Using Natural Language Processing (NLP) and BERTopic, the goal is to understand what customers talk about most, from comfort and fit to quality, design, and value for money.
It’s an end-to-end multilingual pipeline covering:
Data cleaning → Semantic embeddings (MPNet) → Topic modeling → Evaluation → Human interpretation.
- Identify key themes in customer reviews across languages
- Compare linguistic and sentiment patterns
- Turn unstructured feedback into actionable business insights
The figure above summarizes the full process:
- Web Scraping from public e-commerce pages (Decathlon, Amazon, Zalando)
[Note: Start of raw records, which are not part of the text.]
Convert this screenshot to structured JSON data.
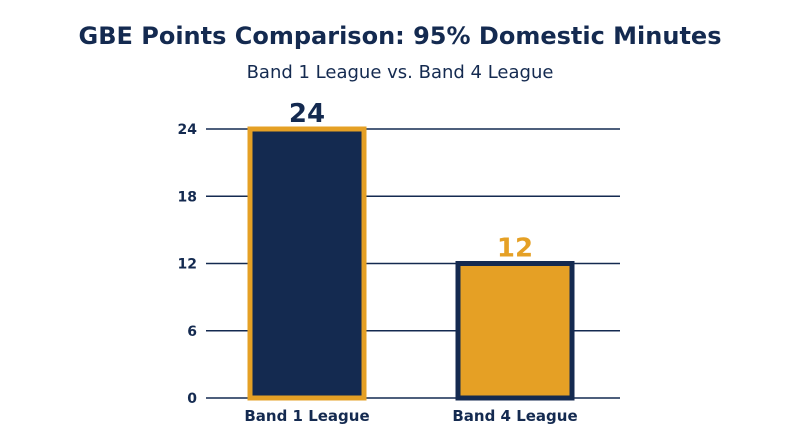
{
  "chart_data": {
    "type": "bar",
    "title": "GBE Points Comparison: 95% Domestic Minutes",
    "subtitle": "Band 1 League vs. Band 4 League",
    "categories": [
      "Band 1 League",
      "Band 4 League"
    ],
    "values": [
      24,
      12
    ],
    "data_labels": [
      "24",
      "12"
    ],
    "yticks": [
      "0",
      "6",
      "12",
      "18",
      "24"
    ],
    "ylim": [
      0,
      24
    ],
    "grid": true,
    "colors": {
      "navy": "#142a50",
      "gold": "#e5a025"
    },
    "bar_fills": [
      "#142a50",
      "#e5a025"
    ],
    "bar_outlines": [
      "#e5a025",
      "#142a50"
    ],
    "label_colors": [
      "#142a50",
      "#e5a025"
    ]
  }
}
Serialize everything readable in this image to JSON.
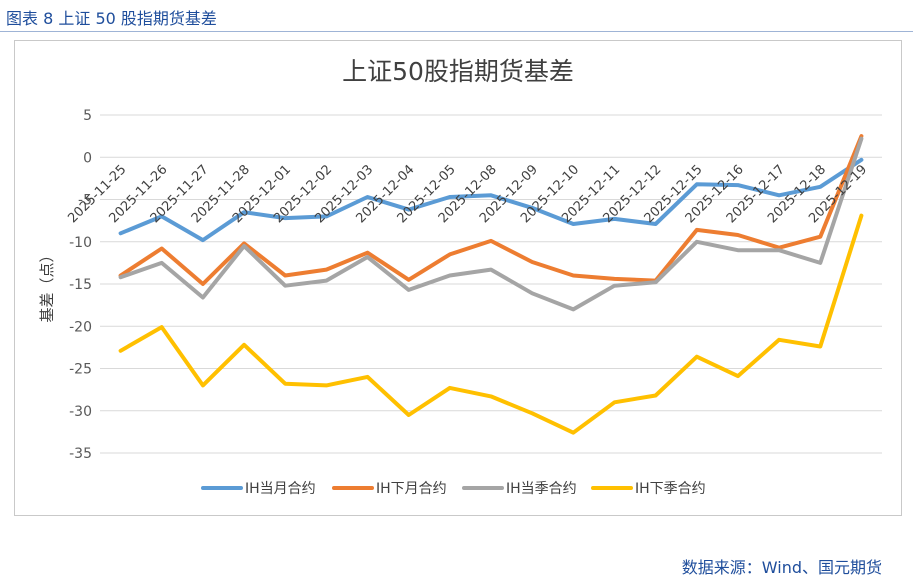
{
  "figure_title": "图表 8  上证 50 股指期货基差",
  "source_note": "数据来源：Wind、国元期货",
  "chart_data": {
    "type": "line",
    "title": "上证50股指期货基差",
    "xlabel": "",
    "ylabel": "基差（点）",
    "ylim": [
      -35,
      5
    ],
    "yticks": [
      5,
      0,
      -5,
      -10,
      -15,
      -20,
      -25,
      -30,
      -35
    ],
    "grid": true,
    "legend_position": "bottom",
    "categories": [
      "2025-11-25",
      "2025-11-26",
      "2025-11-27",
      "2025-11-28",
      "2025-12-01",
      "2025-12-02",
      "2025-12-03",
      "2025-12-04",
      "2025-12-05",
      "2025-12-08",
      "2025-12-09",
      "2025-12-10",
      "2025-12-11",
      "2025-12-12",
      "2025-12-15",
      "2025-12-16",
      "2025-12-17",
      "2025-12-18",
      "2025-12-19"
    ],
    "series": [
      {
        "name": "IH当月合约",
        "color": "#5b9bd5",
        "values": [
          -9.0,
          -7.0,
          -9.8,
          -6.5,
          -7.2,
          -7.0,
          -4.7,
          -6.2,
          -4.7,
          -4.5,
          -6.0,
          -7.9,
          -7.3,
          -7.9,
          -3.2,
          -3.3,
          -4.5,
          -3.5,
          -0.3
        ]
      },
      {
        "name": "IH下月合约",
        "color": "#ed7d31",
        "values": [
          -14.0,
          -10.8,
          -15.0,
          -10.2,
          -14.0,
          -13.3,
          -11.3,
          -14.5,
          -11.5,
          -9.9,
          -12.4,
          -14.0,
          -14.4,
          -14.6,
          -8.6,
          -9.2,
          -10.7,
          -9.4,
          2.5
        ]
      },
      {
        "name": "IH当季合约",
        "color": "#a5a5a5",
        "values": [
          -14.2,
          -12.5,
          -16.6,
          -10.5,
          -15.2,
          -14.6,
          -11.8,
          -15.7,
          -14.0,
          -13.3,
          -16.1,
          -18.0,
          -15.2,
          -14.8,
          -10.0,
          -11.0,
          -11.0,
          -12.5,
          2.2
        ]
      },
      {
        "name": "IH下季合约",
        "color": "#ffc000",
        "values": [
          -22.9,
          -20.1,
          -27.0,
          -22.2,
          -26.8,
          -27.0,
          -26.0,
          -30.5,
          -27.3,
          -28.3,
          -30.3,
          -32.6,
          -29.0,
          -28.2,
          -23.6,
          -25.9,
          -21.6,
          -22.4,
          -6.9
        ]
      }
    ]
  }
}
- EDA & Cleaning to handle duplicates, encoding errors, and detect language
- Word Embeddings with MPNet
- Dimensionality Reduction using UMAP
- Clustering with HDBSCAN
- Tokenizer & Weighting via c-TF-IDF (BERTopic)
- Evaluation & Fine-Tuning for coherence and interpretability
- Results & Insights for customer understanding
| Step | Description |
|---|---|
| EDA & Cleaning | Handle missing values, encoding errors, and language detection |
| Preprocessing | Multilingual stopwords, normalization, text cleaning |
| Embeddings | SentenceTransformer (all-mpnet-base-v2) |
| Topic Modeling | UMAP + HDBSCAN + BERTopic |
| Evaluation | Coherence (c_v), silhouette, % noise |
| Topic Reduction | Merge similar topics into macro-categories |
- Size: ~30k reviews
- Languages: 🇮🇹 Italian, 🇫🇷 French, 🇬🇧 English
- Sources: Decathlon (52%), Amazon (36%), Zalando (12%)
- Timeframe: Nov 2024 – Feb 2025
- Fields: Product info, technical specs, ratings, and text reviews
| Category | Description | Share |
|---|---|---|
| Comfort & Fit | How shoes feel, adapt, and support | ~50% |
| Performance & Cushioning | Running efficiency and energy return | ~20% |
| Quality & Durability | Longevity and material quality | ~10% |
| Design & Style | Aesthetic preferences and branding | ~8% |
| Price & Value | Perceived fairness and expectations | ~7% |
| Purchase Experience | Delivery, sizing, returns | ~5% |
Model performance:
- Coherence: 0.68 (after topic reduction)
- Silhouette score: 0.38
- Noise: ~15%
- Comfort and fit are the strongest drivers of satisfaction across all languages.
Customers consistently associate comfort, foot support, and fit precision with positive ratings. - Durability and quality emerge as the most frequent negative aspects, especially for high-performance models.
- Price fairness appears in both positive and negative reviews; people praise good deals but criticize overpriced products.
- French reviews often discuss value-for-money and aesthetic appeal, while Italian reviews include more contextual and emotional tone (e.g. “great for daily runs”).
- English reviews are shorter and more direct, focusing mainly on comfort and durability.
- Highlight “comfort-driven design” in product storytelling.
- Invest in durability communication (materials, lifespan).
- Localize content:
- 🇮🇹 Focus on emotional and lifestyle tone
- 🇫🇷 Emphasize quality/price ratio
- 🇬🇧 Keep concise, technical information
- Monitor recurring mentions of sizing issues and wear resistance for product feedback loops.
Languages & Tools:
Python 3.11 · pandas · numpy · matplotlib · seaborn · spaCy · nltk · ftfy
sentence-transformers · BERTopic · umap-learn · hdbscan · gensim · scikit-learn
- Short reviews: Most comments are under 30 words, limiting topic coherence.
- Language imbalance: English reviews dominate, slightly biasing results.
- Hardware constraints: The analysis was run on CPU, preventing large-scale fine-tuning.
- Sentiment approximation: Ratings were used as sentiment labels (not direct text classification).
- Temporal gap: Reviews were scraped over different months, so no consistent time trend was analyzed.